Even though environmental catastrophe lurks just beyond the horizon these days, and our own ruling class doesn’t seem to be up to the job of avoiding it either, maybe the 1980ies where indeed more pessimist about humanity in general. The Cold War, the problematic contact between East and West, and Lem’s own geographic & political context were not supportive of too much optimism and joy about humanity and its administrators. As such, Fiasco can still be enjoyed: not as a cautionary tale or a scientific fable, but as a window into another time: not the future, but the early 1980s.

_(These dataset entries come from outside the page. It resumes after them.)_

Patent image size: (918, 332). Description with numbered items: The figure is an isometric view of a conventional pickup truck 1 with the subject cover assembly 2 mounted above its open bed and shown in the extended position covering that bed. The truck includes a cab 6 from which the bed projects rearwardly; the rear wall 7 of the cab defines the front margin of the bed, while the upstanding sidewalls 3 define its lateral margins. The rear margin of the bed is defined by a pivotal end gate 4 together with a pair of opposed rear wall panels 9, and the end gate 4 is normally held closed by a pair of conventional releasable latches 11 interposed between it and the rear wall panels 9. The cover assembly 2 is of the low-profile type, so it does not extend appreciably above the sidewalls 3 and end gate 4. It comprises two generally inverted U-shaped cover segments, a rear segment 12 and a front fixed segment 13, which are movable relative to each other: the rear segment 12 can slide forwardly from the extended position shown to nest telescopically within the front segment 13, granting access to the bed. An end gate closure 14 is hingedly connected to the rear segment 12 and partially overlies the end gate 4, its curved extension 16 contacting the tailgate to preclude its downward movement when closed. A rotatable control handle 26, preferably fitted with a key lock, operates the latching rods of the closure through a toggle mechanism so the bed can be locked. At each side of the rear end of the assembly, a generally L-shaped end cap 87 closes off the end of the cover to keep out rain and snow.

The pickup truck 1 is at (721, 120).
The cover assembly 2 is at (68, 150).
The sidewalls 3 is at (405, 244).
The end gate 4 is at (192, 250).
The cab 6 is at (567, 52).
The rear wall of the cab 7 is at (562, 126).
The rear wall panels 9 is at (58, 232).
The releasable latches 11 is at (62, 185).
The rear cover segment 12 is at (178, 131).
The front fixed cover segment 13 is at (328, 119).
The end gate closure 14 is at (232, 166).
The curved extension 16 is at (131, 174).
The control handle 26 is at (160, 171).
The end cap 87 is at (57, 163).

(*) The passage Paul Delany here quotes sadly isn’t the best example, as Lem showcases muddled thinking at best, and tries to ground this part in a philosophy that seems anthropomorphic – ironic, as Lem tries to write against human hubris and human projection. As if evolution is an immaterial, teleological process. It isn’t. As if “dead matter” is free indeed. It isn’t. Dead matter is also subject to physical laws, and as such not free. It also encounters a guillotine: the guillotine of physical laws – destruction like erosion & explosion, or changes due to fusion or transformation that ultimately also destroy what came before. “Dead matter” isn’t creative either – that is an anthropomorphic concept, just as seeing a teleology or meaning in evolution is anthropomorphic, and ultimately even anthropocentric. Dead matter is, like genes, and like biological life, the result of physical processes. The dichotomy Lem tries to illustrate doesn’t exist, or, at least, not because of the reasons he describes. There is no abstract “genotype” that gets amputated. There only are trillions and trillions of individual genotypes expressed by living phenotypes that die or don’t die before they are able to reproduce. Not because of some restricting teleology, but merely because of physical laws and coincidence. Evolution is also wasteful & brutal, and the evolution of living things serves no need either.